Les matchs de cette Copa America 2011 se suivent et se ressemblent pour les 3 équipes phares desquelles on attendait beau jeu, spectacle et victoires. Argentine, Brésil et Uruguay sont à la peine dans leur groupe et affichent un visage bien triste, tandis que les petites équipes du continent sud-américain jouent crânement leur chance. Reste un match pour se qualifier et tenter encore d’y croire.

Contre la Colombie, l’Argentine s’en sort par un match nul. Ce n’est pas si mal compte tenu de la physionomie du match. L’Albiceleste a frôlé la correctionnelle, la Colombie pouvant se vanter de s’être procuré des occasions devant le but de Romero. Mais le plus troublant reste ce constat : jamais l’Argentine ne s’est montrée dangereuse, jamais elle ne fut capable d’inquiéter son adversaire. Le milieu de terrain manque clairement de créativité et Messi ne semble pas en mesure d’imposer son talent. Un coup franc raté et des relations compliquées avec ses co-équipiers : le Ballon d’Or a encore beaucoup de choses à prouver. Demain soir, l’Argentine devrait s’imposer pour se qualifier et se rassurer.

Les stars du Brésil avaient l’occasion de se racheter de leur médiocre rentrée dans la compétition en gagnant contre le Paraguay. Au lieu de ça, elles ont tremblé pendant 90 minutes et arrachent le match nul – 2-2 – in extremis, à la 90è minute grâce au revenant Fred, ex-lyonnais. Trop sûre d’elle et de son talent, la jeune équipe de Brésil l’a joué trop facile : pertes de balle trop nombreuses et manque de rigueur dans le dernier geste. Le Brésil s’est montré décevant, dépassé par la vitesse de certains joueurs paraguayens qui auraient pu, avec un peu plus d’expérience, l’emporter.

Même punition pour l’Uruguay, pourtant prometteur lors de son premier match. Un nul face au Chili qui s’ouvre la route vers les quarts de finale. La Celeste, après un bon début de match, n’est pas parvenue à conserver son avance. Tabarez devrait pouvoir compter sur ses deux attaquants Suarez et Forlán pour le dernier match des poules contre le Mexique. En revanche, la perle de Naples, Cavani sera forfait, touché au genou. De mauvais augures pour la suite ?

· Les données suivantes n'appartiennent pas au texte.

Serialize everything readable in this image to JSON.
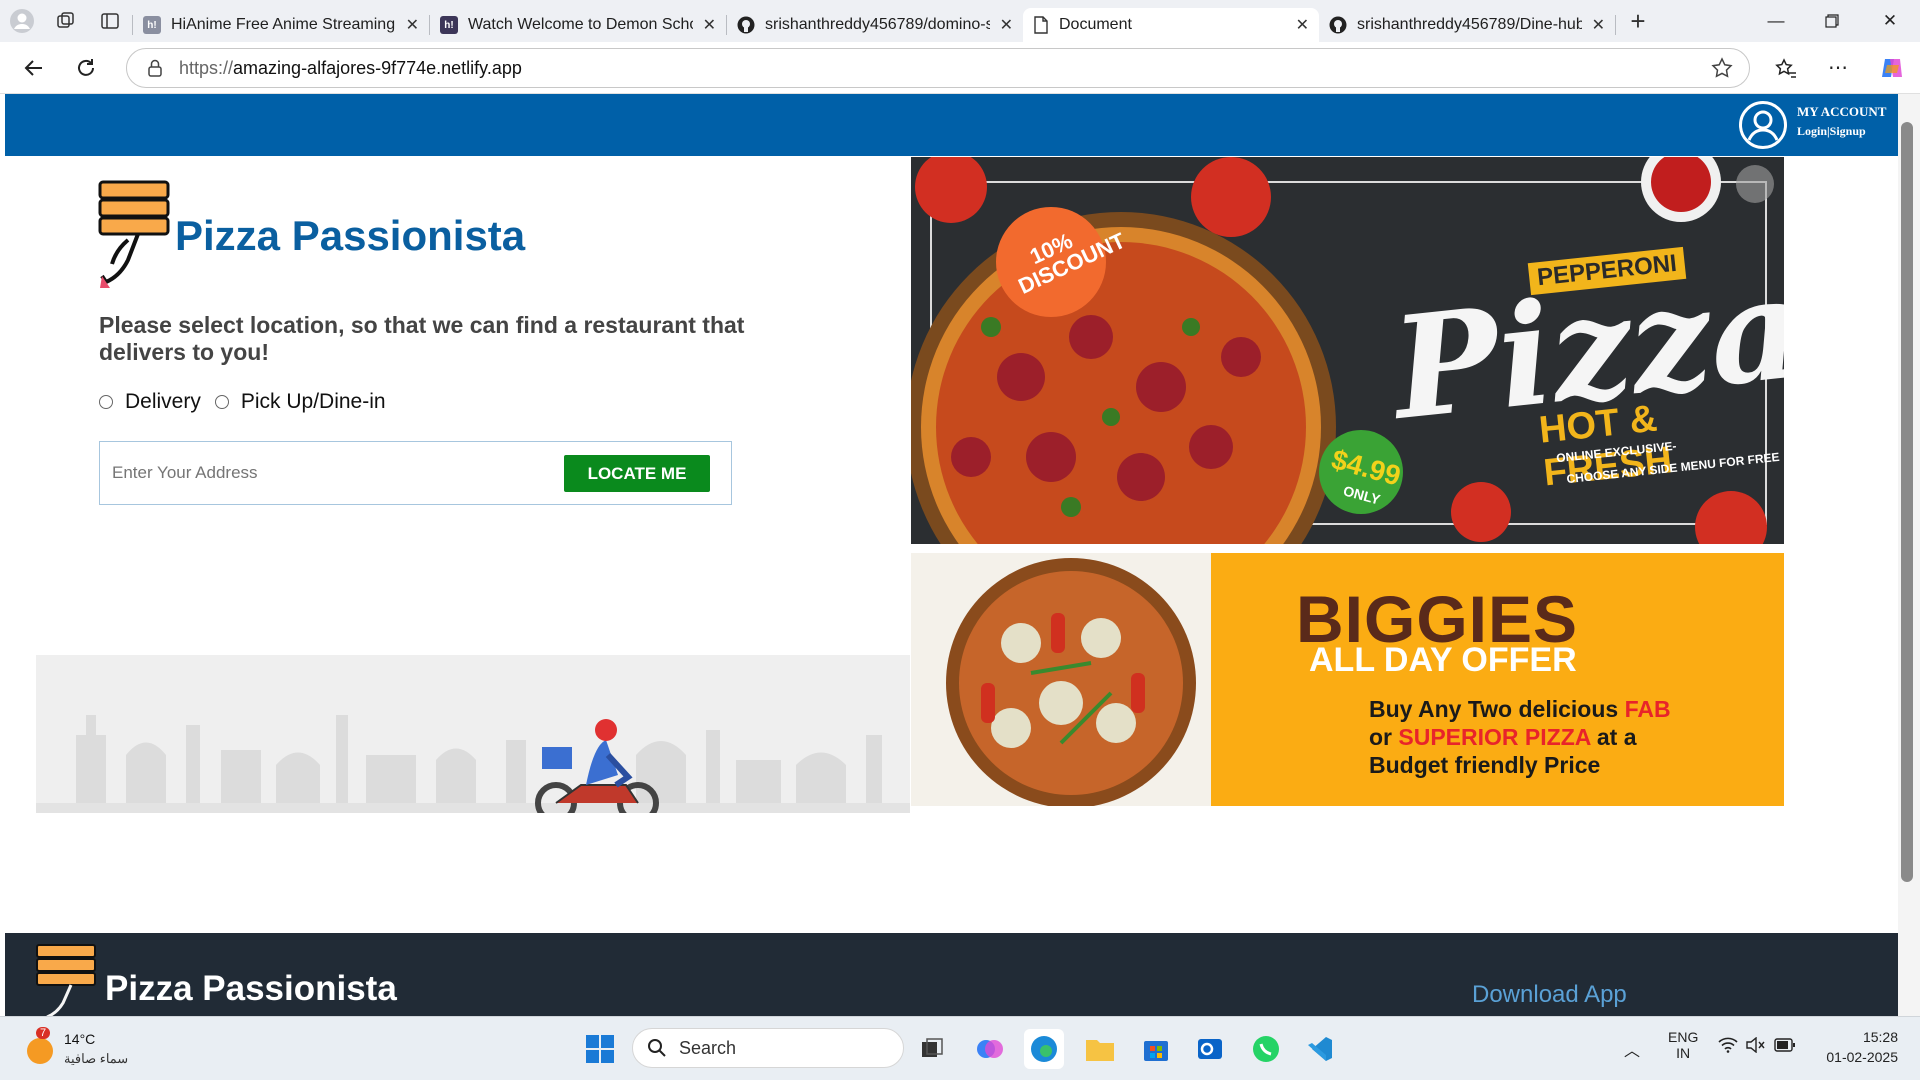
{
  "browser": {
    "tabs": [
      {
        "title": "HiAnime Free Anime Streaming H",
        "favicon": "h!"
      },
      {
        "title": "Watch Welcome to Demon Schoo",
        "favicon": "h!"
      },
      {
        "title": "srishanthreddy456789/domino-s",
        "favicon": "github"
      },
      {
        "title": "Document",
        "favicon": "page",
        "active": true
      },
      {
        "title": "srishanthreddy456789/Dine-hub",
        "favicon": "github"
      }
    ],
    "url_prefix": "https://",
    "url_host": "amazing-alfajores-9f774e.netlify.app"
  },
  "site": {
    "account_title": "MY ACCOUNT",
    "account_sub": "Login|Signup",
    "brand": "Pizza Passionista",
    "headline": "Please select location, so that we can find a restaurant that delivers to you!",
    "options": [
      "Delivery",
      "Pick Up/Dine-in"
    ],
    "address_placeholder": "Enter Your Address",
    "locate_label": "LOCATE ME"
  },
  "banner1": {
    "discount": "10% DISCOUNT",
    "tag": "PEPPERONI",
    "word": "Pizza",
    "sub": "HOT & FRESH",
    "note1": "ONLINE EXCLUSIVE-",
    "note2": "CHOOSE ANY SIDE MENU FOR FREE",
    "price": "$4.99",
    "price_note": "ONLY"
  },
  "banner2": {
    "title": "BIGGIES",
    "subtitle": "ALL DAY OFFER",
    "line1a": "Buy Any Two delicious ",
    "line1b": "FAB",
    "line2a": "or ",
    "line2b": "SUPERIOR PIZZA",
    "line2c": " at a",
    "line3": "Budget friendly Price"
  },
  "footer": {
    "brand": "Pizza Passionista",
    "download": "Download App"
  },
  "taskbar": {
    "weather_temp": "14°C",
    "weather_desc": "سماء صافية",
    "weather_badge": "7",
    "search_label": "Search",
    "lang1": "ENG",
    "lang2": "IN",
    "time": "15:28",
    "date": "01-02-2025"
  },
  "colors": {
    "nav_blue": "#0060a8",
    "locate_green": "#0a8a1d",
    "footer_dark": "#212b36",
    "banner_orange": "#fbac13"
  }
}
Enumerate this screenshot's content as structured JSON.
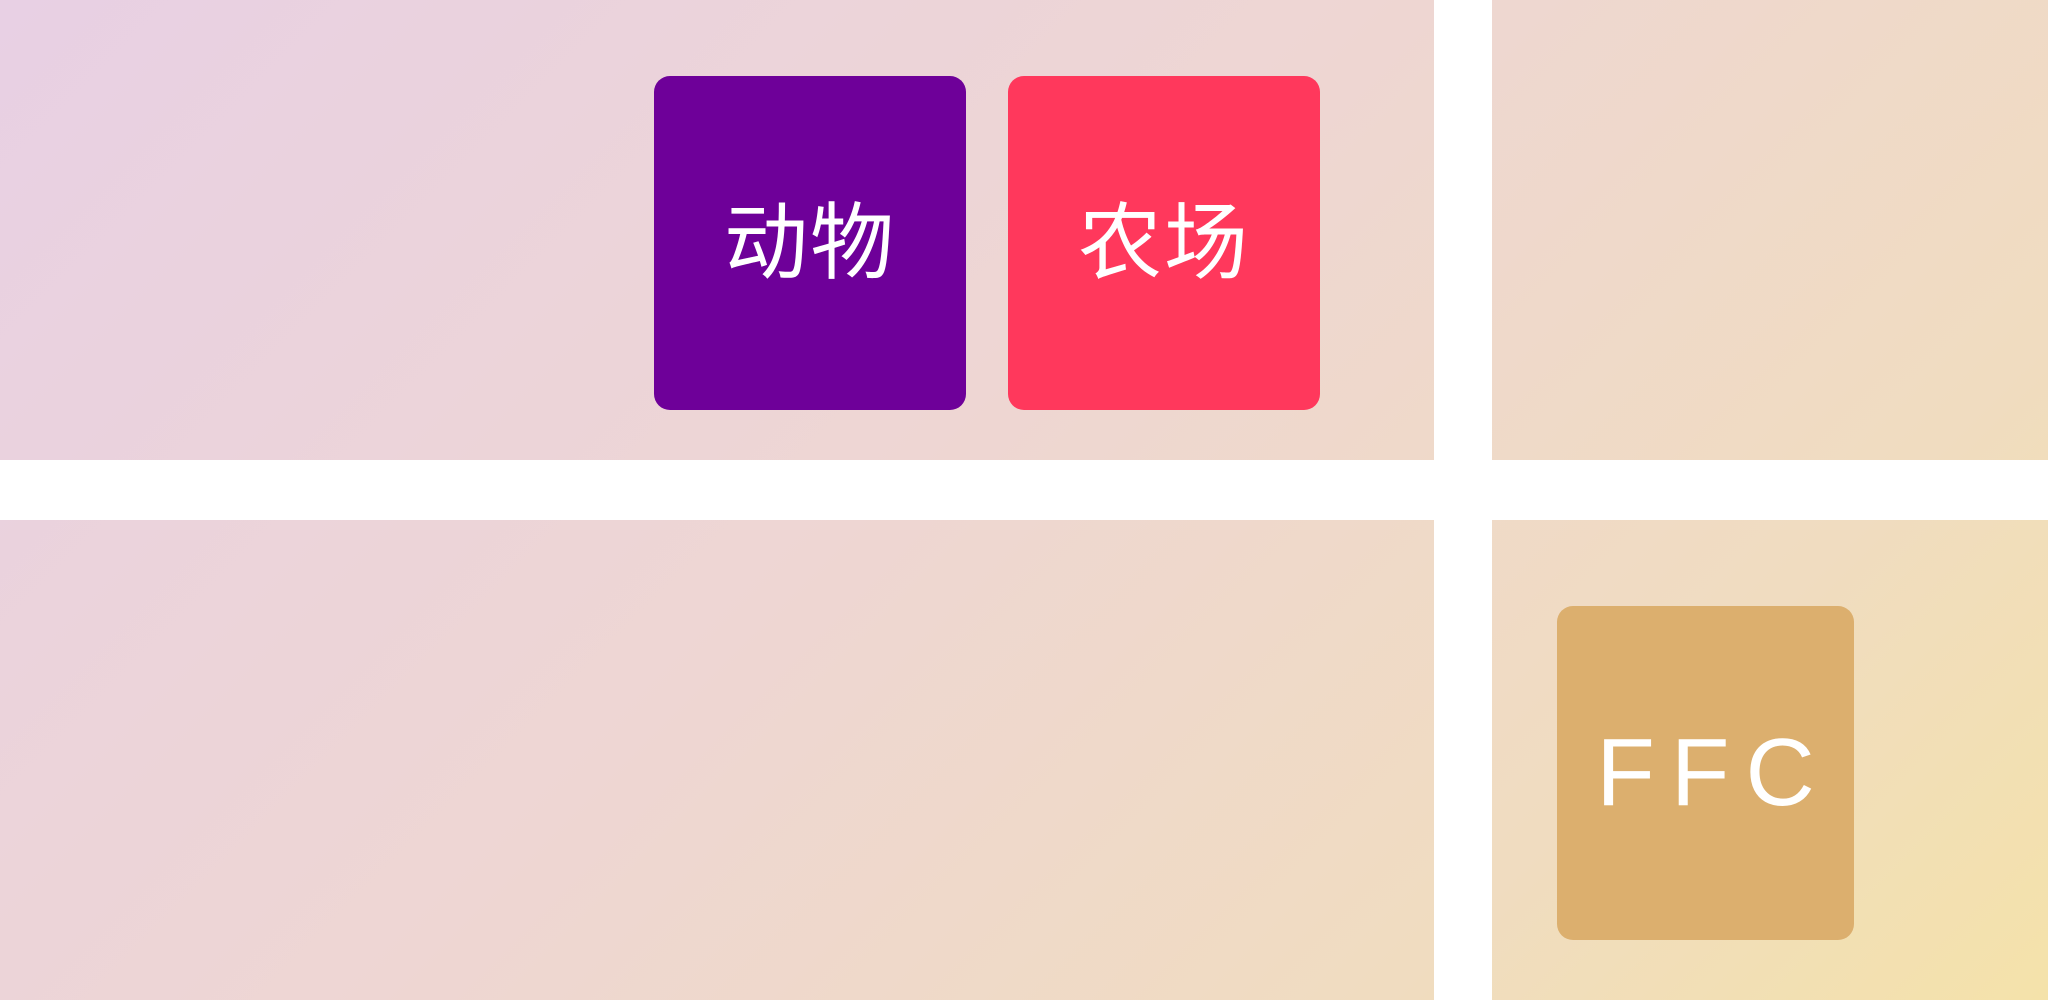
{
  "tiles": {
    "animal": {
      "label": "动物",
      "color": "#6e0099"
    },
    "farm": {
      "label": "农场",
      "color": "#ff385c"
    },
    "ffc": {
      "label": "FFC",
      "color": "#dcaf6e"
    }
  },
  "background": {
    "gradient_colors": [
      "#e8d0e4",
      "#eed6d3",
      "#f0dcc0",
      "#f4e2aa"
    ],
    "divider_color": "#ffffff"
  }
}
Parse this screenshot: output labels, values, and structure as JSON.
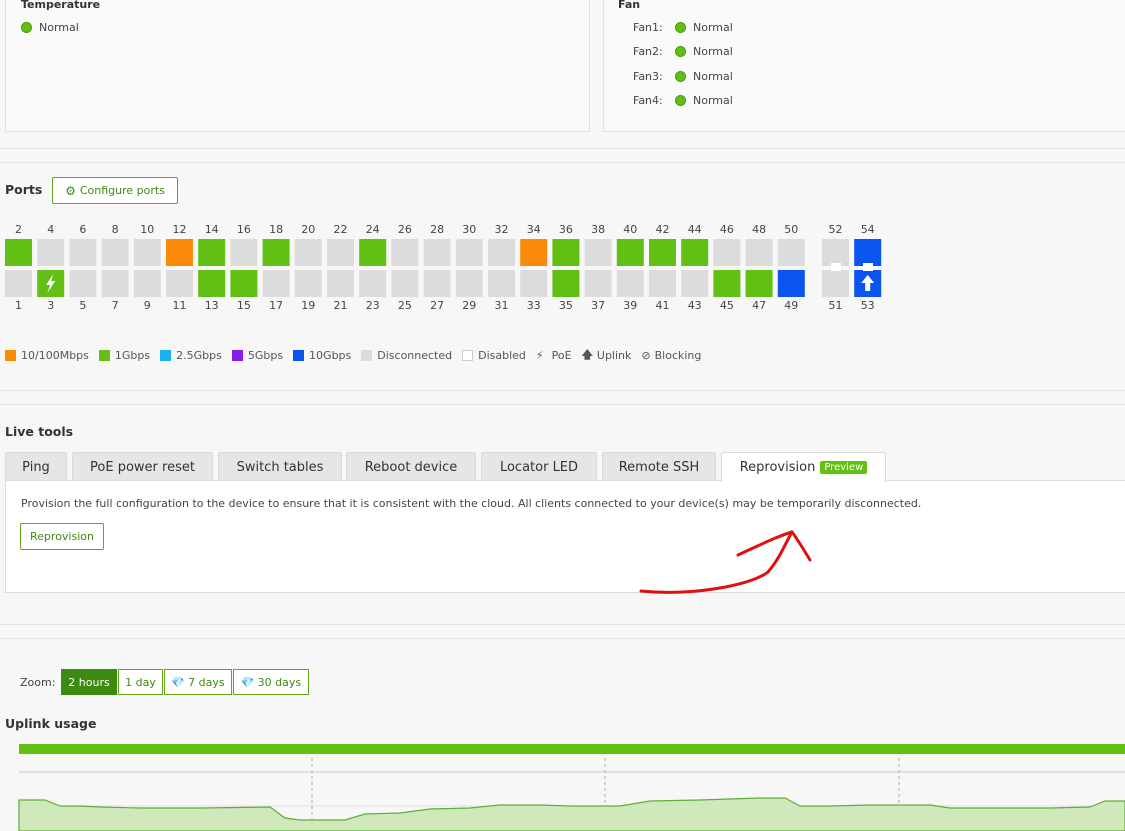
{
  "temperature": {
    "title": "Temperature",
    "status": "Normal"
  },
  "fan": {
    "title": "Fan",
    "items": [
      {
        "label": "Fan1:",
        "status": "Normal"
      },
      {
        "label": "Fan2:",
        "status": "Normal"
      },
      {
        "label": "Fan3:",
        "status": "Normal"
      },
      {
        "label": "Fan4:",
        "status": "Normal"
      }
    ]
  },
  "ports": {
    "title": "Ports",
    "configure_label": "Configure ports",
    "colors": {
      "10/100Mbps": "#fb8a0a",
      "1Gbps": "#62bf13",
      "2.5Gbps": "#1ab1f0",
      "5Gbps": "#8b1be8",
      "10Gbps": "#0a55f0",
      "Disconnected": "#dcdcdc",
      "Disabled": "#ffffff"
    },
    "top_row": [
      {
        "num": "2",
        "status": "1Gbps"
      },
      {
        "num": "4",
        "status": "Disconnected"
      },
      {
        "num": "6",
        "status": "Disconnected"
      },
      {
        "num": "8",
        "status": "Disconnected"
      },
      {
        "num": "10",
        "status": "Disconnected"
      },
      {
        "num": "12",
        "status": "10/100Mbps"
      },
      {
        "num": "14",
        "status": "1Gbps"
      },
      {
        "num": "16",
        "status": "Disconnected"
      },
      {
        "num": "18",
        "status": "1Gbps"
      },
      {
        "num": "20",
        "status": "Disconnected"
      },
      {
        "num": "22",
        "status": "Disconnected"
      },
      {
        "num": "24",
        "status": "1Gbps"
      },
      {
        "num": "26",
        "status": "Disconnected"
      },
      {
        "num": "28",
        "status": "Disconnected"
      },
      {
        "num": "30",
        "status": "Disconnected"
      },
      {
        "num": "32",
        "status": "Disconnected"
      },
      {
        "num": "34",
        "status": "10/100Mbps"
      },
      {
        "num": "36",
        "status": "1Gbps"
      },
      {
        "num": "38",
        "status": "Disconnected"
      },
      {
        "num": "40",
        "status": "1Gbps"
      },
      {
        "num": "42",
        "status": "1Gbps"
      },
      {
        "num": "44",
        "status": "1Gbps"
      },
      {
        "num": "46",
        "status": "Disconnected"
      },
      {
        "num": "48",
        "status": "Disconnected"
      },
      {
        "num": "50",
        "status": "Disconnected"
      },
      {
        "num": "52",
        "status": "Disconnected",
        "sfp": true
      },
      {
        "num": "54",
        "status": "10Gbps",
        "sfp": true
      }
    ],
    "bottom_row": [
      {
        "num": "1",
        "status": "Disconnected"
      },
      {
        "num": "3",
        "status": "1Gbps",
        "poe": true
      },
      {
        "num": "5",
        "status": "Disconnected"
      },
      {
        "num": "7",
        "status": "Disconnected"
      },
      {
        "num": "9",
        "status": "Disconnected"
      },
      {
        "num": "11",
        "status": "Disconnected"
      },
      {
        "num": "13",
        "status": "1Gbps"
      },
      {
        "num": "15",
        "status": "1Gbps"
      },
      {
        "num": "17",
        "status": "Disconnected"
      },
      {
        "num": "19",
        "status": "Disconnected"
      },
      {
        "num": "21",
        "status": "Disconnected"
      },
      {
        "num": "23",
        "status": "Disconnected"
      },
      {
        "num": "25",
        "status": "Disconnected"
      },
      {
        "num": "27",
        "status": "Disconnected"
      },
      {
        "num": "29",
        "status": "Disconnected"
      },
      {
        "num": "31",
        "status": "Disconnected"
      },
      {
        "num": "33",
        "status": "Disconnected"
      },
      {
        "num": "35",
        "status": "1Gbps"
      },
      {
        "num": "37",
        "status": "Disconnected"
      },
      {
        "num": "39",
        "status": "Disconnected"
      },
      {
        "num": "41",
        "status": "Disconnected"
      },
      {
        "num": "43",
        "status": "Disconnected"
      },
      {
        "num": "45",
        "status": "1Gbps"
      },
      {
        "num": "47",
        "status": "1Gbps"
      },
      {
        "num": "49",
        "status": "10Gbps"
      },
      {
        "num": "51",
        "status": "Disconnected",
        "sfp": true
      },
      {
        "num": "53",
        "status": "10Gbps",
        "sfp": true,
        "uplink": true
      }
    ],
    "legend": {
      "speed_10_100": "10/100Mbps",
      "speed_1g": "1Gbps",
      "speed_2_5g": "2.5Gbps",
      "speed_5g": "5Gbps",
      "speed_10g": "10Gbps",
      "disconnected": "Disconnected",
      "disabled": "Disabled",
      "poe": "PoE",
      "uplink": "Uplink",
      "blocking": "Blocking"
    }
  },
  "live_tools": {
    "title": "Live tools",
    "tabs": [
      {
        "label": "Ping"
      },
      {
        "label": "PoE power reset"
      },
      {
        "label": "Switch tables"
      },
      {
        "label": "Reboot device"
      },
      {
        "label": "Locator LED"
      },
      {
        "label": "Remote SSH"
      },
      {
        "label": "Reprovision",
        "badge": "Preview",
        "active": true
      }
    ],
    "panel_text": "Provision the full configuration to the device to ensure that it is consistent with the cloud. All clients connected to your device(s) may be temporarily disconnected.",
    "action_label": "Reprovision"
  },
  "zoom": {
    "label": "Zoom:",
    "options": [
      {
        "label": "2 hours",
        "active": true
      },
      {
        "label": "1 day"
      },
      {
        "label": "7 days",
        "premium": true
      },
      {
        "label": "30 days",
        "premium": true
      }
    ]
  },
  "uplink": {
    "title": "Uplink usage",
    "bar_color": "#62bf13",
    "area_color": "#cfe9bd",
    "line_color": "#5fae35"
  }
}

Copa America : les gros doutent

Argentine, Brésil, Uruguay : aucun des trois gros favoris de la Copa America 2011 n’a réussi son entrée dans la compétition, n’obtenant pas mieux qu’un match nul. Un démarrage en douceur donc pour peut-être une fin en trombe.

La timide Argentine

L’attente autour de l’Albiceleste est énorme : l’équipe nationale joue à domicile, poussée par un pays tout entier et compte dans ses rangs le meilleur joueur du monde, Lionel Messi, qui a tout à prouver dans son pays d’origine. Le match d’ouverture contre une petite équipe bolivienne semblait donc largement à la portée de la sélection dirigée par Sergio Battista. Une pléiade de joueurs qui évoluent dans les plus grands clubs n’a pourtant pas suffit à lancer l’Argentine sur d’excellents rails : dominée dés le retour des vestiaires grâce à une talonnade bolivienne audacieuse sur corner, il faut une somptueuse reprise de volée dans la surface adverse d’Agüero pour accrocher le nul, 1 partout.
Messi, bien en vue en début de rencontre, ne sera pas parvenu à imposer sa classe, peu suivi par ses coéquipiers. Les argentins sont apparus brouillons, poussifs, manquant cruellement d’audace et de folie. Pour autant, la qualité de l’effectif laisse à penser qu’une montée en puissance est possible. Elle est en tout cas attendue par un pays entier.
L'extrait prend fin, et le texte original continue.